Debate over transgender bathroom access hits close to home in Lewisburg, Selinsgrove school districts

Erin Hausmann, Senior Writer

The controversial nature of the debate over bathroom access for transgender people has generated national debate, escalating to a case waiting to be heard at the Supreme Court. The Obama administration’s May 2016 directive to American public schools to allow students to use bathrooms matching their gender identity has also led to conversation and outcry over privacy on the local level. If schools did not comply, they would face the threat of losing federal funding.

In the nearby Selinsgrove, Pa. school district, former President Barack Obama’s directive was received with mixed reactions by parents and residents. In the wake of the election of President Donald Trump last fall, debate was stirred once more when Selinsgrove Area School District Superintendent Chad Cohrs and Board President Larry Augustine reaffirmed that “the school district is currently following the regulation that came out of Title IX and its new interpretation about transgender students using the restroom they identify with.”

The May 2016 directive affirms that public schools that fail to comply with Title IX rules permitting transgender students to use the bathroom of their choice are at risk of losing federal funding. Title IX is the 1972 law banning sex discrimination by schools that receive federal funding.

“We want them to preserve and protect the right of every student to have privacy in enclosed spaces with other students, so, locker rooms, bathrooms, things of that nature. Any time a student is in a state of undress, we believe that a student has the right to privacy,” Selinsgrove parent Jody Muncer said to Newsradio 1070 WKOK.

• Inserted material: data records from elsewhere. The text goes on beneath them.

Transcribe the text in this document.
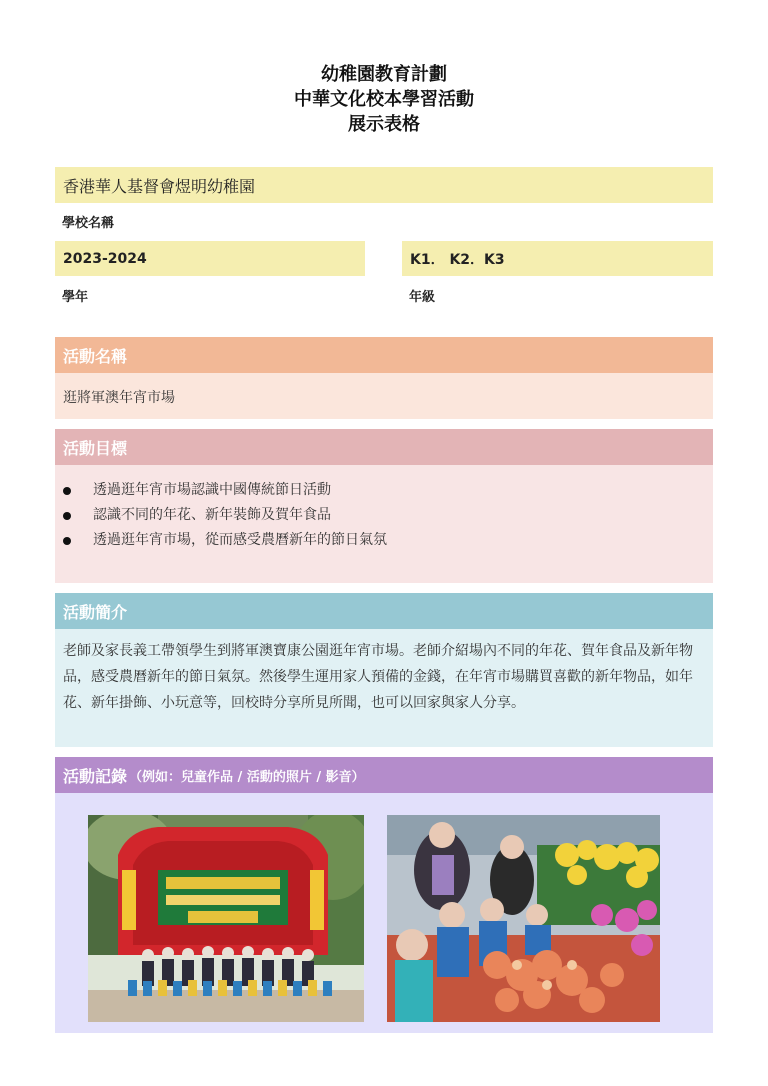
幼稚園教育計劃
中華文化校本學習活動
展示表格
香港華人基督會煜明幼稚園
學校名稱
2023-2024
學年
K1． K2．K3
年級
活動名稱
逛將軍澳年宵市場
活動目標
透過逛年宵市場認識中國傳統節日活動
認識不同的年花、新年裝飾及賀年食品
透過逛年宵市場，從而感受農曆新年的節日氣氛
活動簡介
老師及家長義工帶領學生到將軍澳寶康公園逛年宵市場。老師介紹場內不同的年花、賀年食品及新年物品，感受農曆新年的節日氣氛。然後學生運用家人預備的金錢，在年宵市場購買喜歡的新年物品，如年花、新年掛飾、小玩意等，回校時分享所見所聞，也可以回家與家人分享。
活動記錄 （例如：兒童作品 / 活動的照片 / 影音）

There is one private single bathroom near the nurse’s office in the Selinsgrove High School. Prior to calling upon students to boycott the gender-neutral facilities, Muncer started a petition asking the school to change its policy to the one it held before Obama’s directive. The petition was signed by hundreds of people, but the school did not change its policy.

As recently as November, more than 100 parents gathered at Selinsgrove Area Middle School to discuss whether transgender students should have access to the boys’ or girls’ bathrooms at district area schools. Audience attendees included both those who were in support of and opposition to the policy allowing students to use the bathroom aligned with their gender identity.

Feedback from audience members was quoted by the Orange Street News.

“This practice that Selinsgrove has now implemented is used by hundreds and hundreds of schools, without incident and without difficulty,” a father of one of the three transgender students in the Selinsgrove school system said in support of the new policy.

“It seems like the change has been you are putting the comfort of a few over the comfort of a larger number of kids,” a former Selinsgrove elementary school employee said, arguing against the policy.

In January, Cohrs sent out a letter to parents who signed the petition against transgender bathroom usage, listing the single occupancy bathrooms in the district available for students to use who were uncomfortable with the new Title IX guidelines.

The new Lewisburg Area High School already had plans for the construction of three gender-neutral bathrooms prior the Obama administration’s directive last May.

“The district was being proactive when the architects designed the new building with three gender-neutral bathrooms,” former Superintendent of the Lewisburg Area School District Mark Dirocco said, according to WNEP ABC 16.

Similar to the varying reactions of community members in Selinsgrove, Lewisburg residents expressed differing opinions to the inclusion of gender-neutral bathrooms in the construction of the new school.

WNEP ABC 16 reported the opinions of a few Lewisburg residents.

“If they’re single-stall bathrooms and if it’s an individual bathroom for that special person, then that’s okay. But I don’t want a guy in the bathroom with my grandchildren,” Pamela Wetzel of Lewisburg said.

“I feel everyone should have their fair share. Whatever their gender is, they should have their fair share,” Carol Levan of Lewisburg said.